La sécurité nationale va coûter plus cher à la Suisse, mais le Conseil fédéral tente désormais de rendre la facture plus acceptable. Réuni hier, le gouvernement a décidé d’adapter son projet de relèvement temporaire de la TVA destiné à financer des dépenses d’armement.
La hausse prévue sera moins forte que dans la première version. Le taux réduit, qui concerne notamment les denrées alimentaires et les médicaments, ne sera finalement pas touché.
Une hausse de TVA revue à la baisse
Dans son projet initial, le Conseil fédéral envisageait une augmentation de 0,8 point de pourcentage du taux normal de la TVA. Après la procédure de consultation, achevée le 30 mai 2026, il revoit sa copie. Le relèvement du taux normal devrait désormais être limité à 0,5 point de pourcentage.
Le taux spécial serait, lui, relevé de 0,3 point. En revanche, le taux réduit ne bougerait pas. Cette décision vise clairement à limiter l’impact sur les ménages, en particulier les foyers aux revenus modestes, puisque les produits de première nécessité comme l’alimentation et les médicaments ne seraient pas concernés par l’augmentation.

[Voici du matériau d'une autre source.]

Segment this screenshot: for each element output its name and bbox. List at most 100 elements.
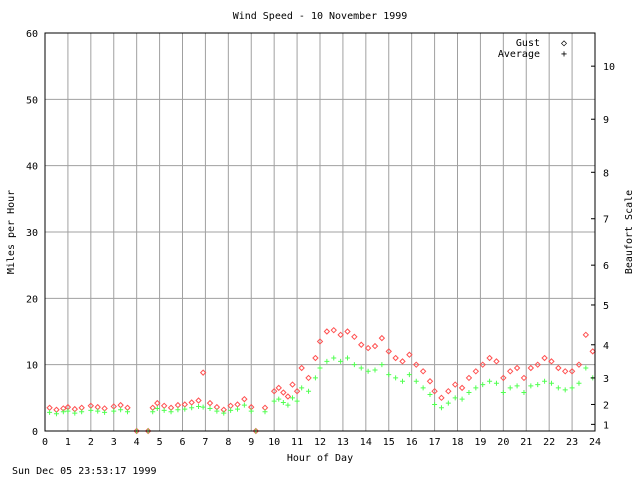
beaufort-tick-label: 10	[603, 62, 615, 73]
average-point	[228, 407, 234, 413]
average-point	[262, 409, 268, 415]
average-point	[285, 402, 291, 408]
x-tick-label: 20	[497, 437, 509, 448]
average-point	[487, 378, 493, 384]
gust-point	[199, 369, 207, 376]
average-point	[214, 408, 220, 414]
x-tick-label: 17	[429, 437, 441, 448]
gust-point	[154, 399, 161, 407]
gust-point	[406, 351, 413, 358]
x-tick-label: 18	[451, 437, 463, 448]
average-point	[154, 405, 160, 411]
average-point	[562, 387, 568, 393]
average-point	[445, 400, 451, 406]
average-point	[65, 408, 71, 414]
data-points	[46, 326, 596, 435]
x-tick-label: 24	[589, 437, 601, 448]
legend-gust-marker: ◇	[561, 38, 567, 49]
average-point	[379, 362, 385, 368]
average-point	[150, 409, 156, 415]
gust-point	[195, 397, 202, 404]
gust-point	[298, 364, 305, 372]
gust-point	[431, 387, 438, 395]
gust-point	[452, 381, 459, 388]
average-point	[271, 398, 277, 404]
average-point	[72, 410, 78, 416]
average-point	[294, 398, 300, 404]
beaufort-tick-label: 9	[603, 115, 609, 126]
average-point	[548, 380, 554, 386]
average-point	[53, 411, 59, 417]
average-point	[493, 380, 499, 386]
y-tick-label: 60	[26, 29, 38, 40]
average-point	[161, 407, 167, 413]
beaufort-tick-label: 7	[603, 215, 609, 226]
gust-point	[305, 374, 312, 382]
gust-point	[234, 401, 241, 408]
average-point	[207, 405, 213, 411]
gust-point	[241, 395, 248, 403]
x-tick-label: 2	[88, 437, 94, 448]
average-point	[413, 378, 419, 384]
x-tick-label: 5	[157, 437, 163, 448]
average-point	[235, 406, 240, 412]
average-point	[542, 378, 548, 384]
gust-point	[275, 384, 282, 392]
average-point	[280, 399, 286, 405]
y-tick-label: 10	[26, 361, 38, 372]
beaufort-tick-label: 8	[603, 168, 609, 179]
y-tick-label: 30	[26, 228, 38, 239]
gust-point	[399, 358, 406, 365]
average-point	[473, 385, 479, 391]
average-point	[466, 390, 472, 396]
x-tick-label: 3	[111, 437, 117, 448]
beaufort-tick-label: 3	[603, 374, 609, 385]
average-point	[118, 407, 124, 413]
gust-point	[330, 326, 337, 334]
beaufort-tick-label: 1	[603, 420, 609, 431]
average-point	[189, 405, 195, 411]
gust-point	[419, 368, 427, 375]
gust-point	[289, 381, 296, 388]
gust-point	[500, 374, 507, 382]
gust-point	[337, 331, 344, 339]
y-tick-label: 50	[26, 95, 38, 106]
average-point	[331, 355, 337, 361]
gust-point	[284, 393, 292, 400]
gust-point	[280, 389, 287, 396]
gust-point	[513, 364, 521, 372]
x-tick-label: 9	[248, 437, 254, 448]
x-tick-label: 21	[520, 437, 532, 448]
gust-point	[589, 348, 596, 355]
x-tick-label: 16	[406, 437, 418, 448]
y-tick-label: 0	[32, 427, 38, 438]
average-point	[168, 409, 174, 415]
gust-point	[507, 368, 514, 375]
average-point	[306, 388, 312, 394]
plot-frame	[44, 32, 596, 432]
x-tick-label: 8	[225, 437, 231, 448]
gust-point	[486, 354, 493, 362]
average-point	[555, 385, 561, 391]
average-point	[386, 372, 392, 378]
average-point	[500, 390, 506, 396]
average-point	[345, 355, 350, 361]
legend-gust-label: Gust	[516, 38, 540, 49]
y-tick-label: 40	[26, 162, 38, 173]
average-point	[317, 365, 323, 371]
x-tick-label: 23	[566, 437, 578, 448]
average-point	[60, 409, 66, 415]
beaufort-tick-label: 6	[603, 261, 609, 272]
average-point	[221, 410, 227, 416]
average-point	[324, 358, 330, 364]
average-point	[47, 409, 53, 415]
average-point	[175, 407, 181, 413]
x-tick-label: 4	[134, 437, 140, 448]
gust-point	[562, 368, 569, 375]
gust-point	[323, 328, 331, 335]
gust-point	[351, 333, 358, 341]
average-point	[459, 396, 465, 402]
x-tick-label: 7	[202, 437, 208, 448]
gust-point	[472, 368, 480, 375]
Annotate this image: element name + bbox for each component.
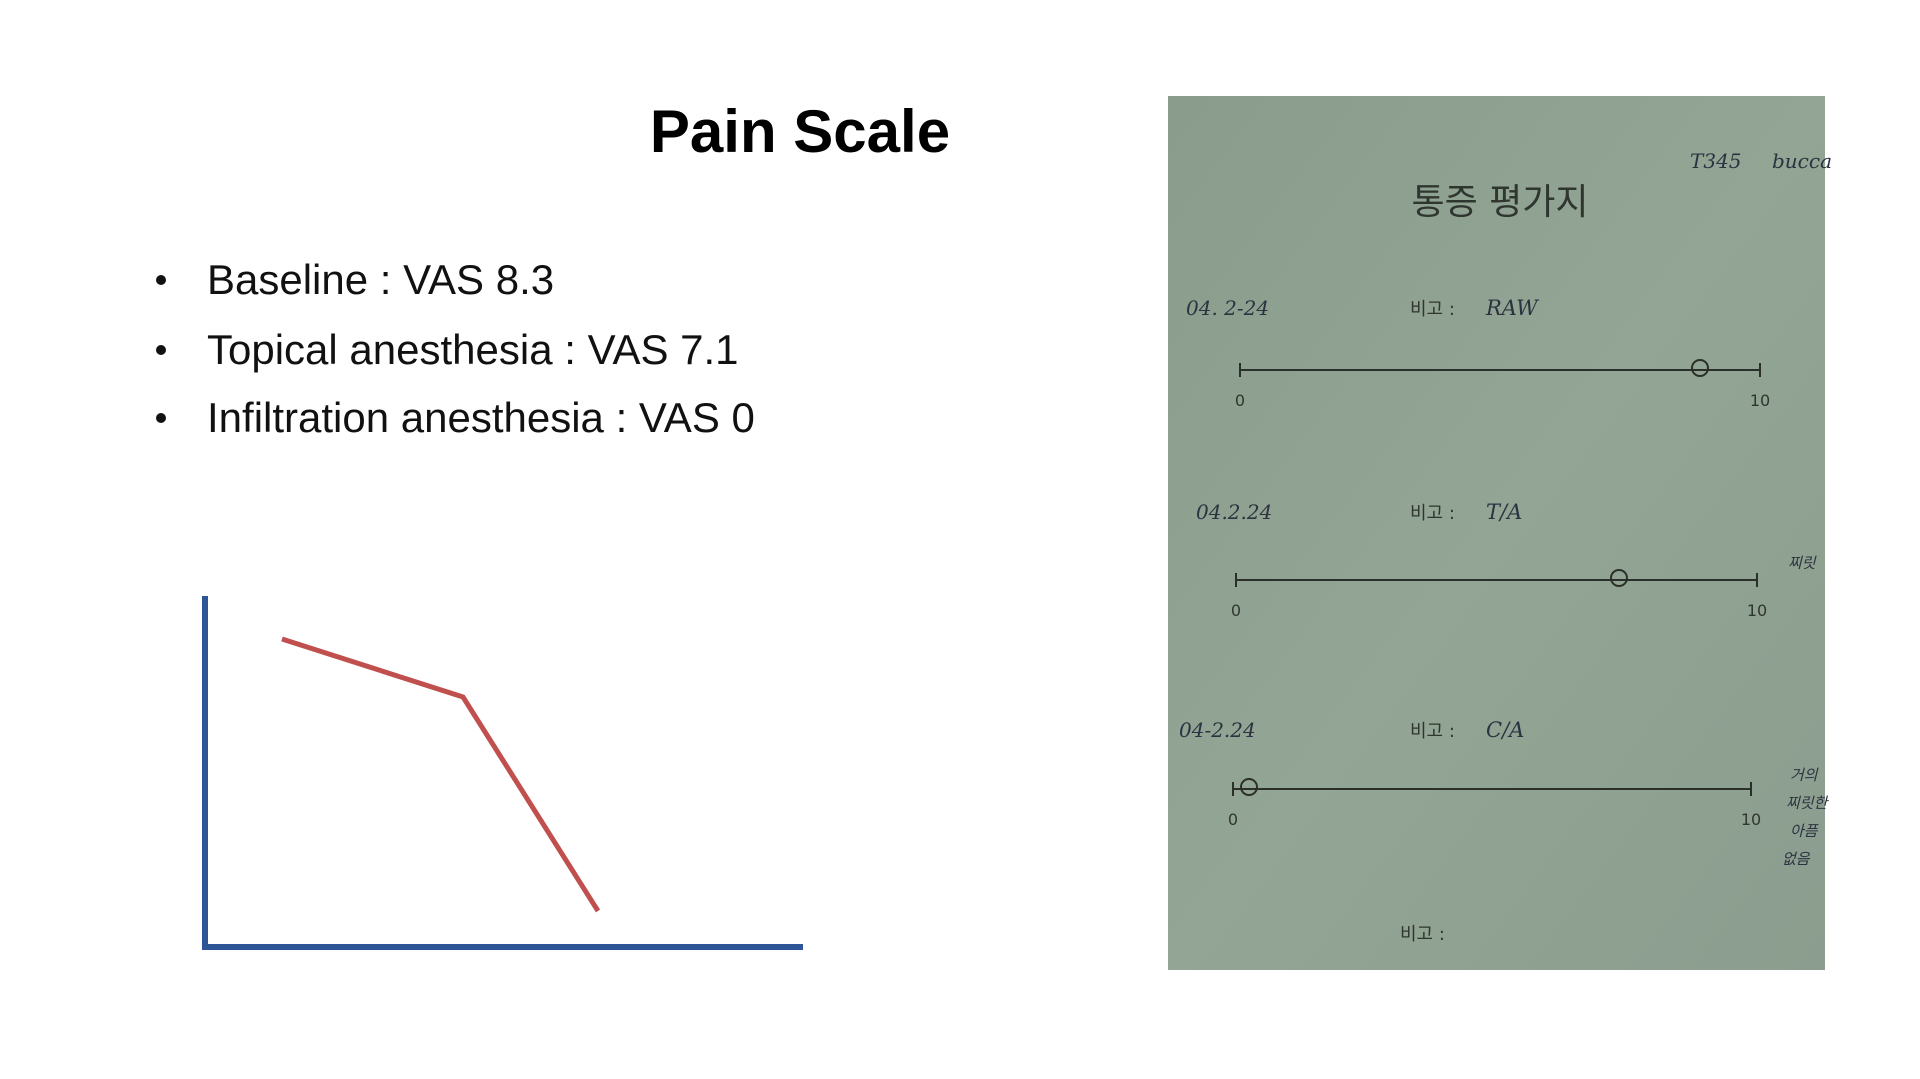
entry-note: RAW [1485, 296, 1540, 320]
trend-line [281, 636, 601, 913]
bullet-dot [156, 275, 166, 285]
scale-min: 0 [1235, 391, 1245, 410]
scale-min: 0 [1228, 810, 1238, 829]
entry-note-label: 비고 : [1410, 503, 1455, 524]
photo-background [1168, 96, 1825, 970]
side-note: 아픔 [1790, 822, 1819, 840]
scale-max: 10 [1750, 391, 1770, 410]
entry-note: T/A [1486, 500, 1522, 524]
bullet-dot [156, 413, 166, 423]
bullet-text: Topical anesthesia : VAS 7.1 [207, 326, 739, 373]
entry-date: 04-2.24 [1179, 718, 1256, 742]
entry-note: C/A [1486, 718, 1524, 742]
entry-date: 04.2.24 [1196, 500, 1272, 524]
side-note: 찌릿한 [1786, 794, 1830, 812]
slide-title: Pain Scale [650, 98, 950, 165]
illustration-chart [202, 596, 803, 950]
scale-min: 0 [1231, 601, 1241, 620]
scale-max: 10 [1747, 601, 1767, 620]
scale-max: 10 [1741, 810, 1761, 829]
form-photo: 통증 평가지 T345 bucca 04. 2-24 비고 : RAW 0 10 04.2… [1168, 96, 1832, 970]
side-note: 없음 [1782, 850, 1811, 868]
entry-note-label: 비고 : [1410, 299, 1455, 320]
pain-mark [1610, 569, 1628, 587]
bullet-text: Infiltration anesthesia : VAS 0 [207, 394, 755, 441]
pain-mark [1240, 778, 1258, 796]
entry-date: 04. 2-24 [1186, 296, 1269, 320]
form-site: bucca [1772, 149, 1832, 173]
bullet-list: Baseline : VAS 8.3 Topical anesthesia : V… [156, 256, 755, 441]
bullet-text: Baseline : VAS 8.3 [207, 256, 554, 303]
side-note: 찌릿 [1788, 554, 1817, 572]
footer-label: 비고 : [1400, 924, 1445, 945]
form-code: T345 [1690, 149, 1742, 173]
form-entries: 04. 2-24 비고 : RAW 0 10 04.2.24 비고 : T/A 0 10 04-2.… [1179, 296, 1770, 829]
pain-mark [1691, 359, 1709, 377]
side-note: 거의 [1790, 766, 1819, 784]
form-title: 통증 평가지 [1411, 182, 1588, 223]
bullet-dot [156, 345, 166, 355]
entry-note-label: 비고 : [1410, 721, 1455, 742]
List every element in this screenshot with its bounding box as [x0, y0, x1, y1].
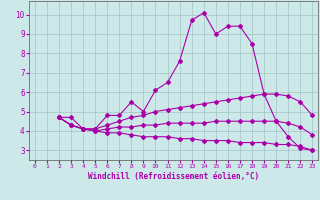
X-axis label: Windchill (Refroidissement éolien,°C): Windchill (Refroidissement éolien,°C) — [88, 172, 259, 181]
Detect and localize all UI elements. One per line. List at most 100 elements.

La mesure resterait temporaire, mais sa durée serait allongée. Le relèvement de la TVA devrait courir pendant 12 ans, contre 10 ans dans le projet de départ. Les recettes supplémentaires seraient intégralement affectées aux dépenses d’armement. Le Conseil fédéral veut ainsi éviter que cet argent soit utilisé pour d’autres postes du budget fédéral.
L’armée reste au centre du projet
Le gouvernement justifie cette hausse par la détérioration de l’environnement sécuritaire. Pour lui, la Suisse doit accélérer le renforcement de sa défense et donner à l’armée les moyens financiers nécessaires. Le Conseil fédéral rappelle notamment l’orientation décidée le 19 juin 2026, qui vise à renforcer la capacité de défense de l’armée.
Les recettes issues de la TVA serviraient à couvrir plusieurs besoins. Elles permettraient notamment d’absorber la hausse des prix dans le domaine de l’armement, de développer les capacités de l’armée face aux menaces les plus probables, comme les opérations hybrides ou les attaques à distance, et de financer certains grands achats.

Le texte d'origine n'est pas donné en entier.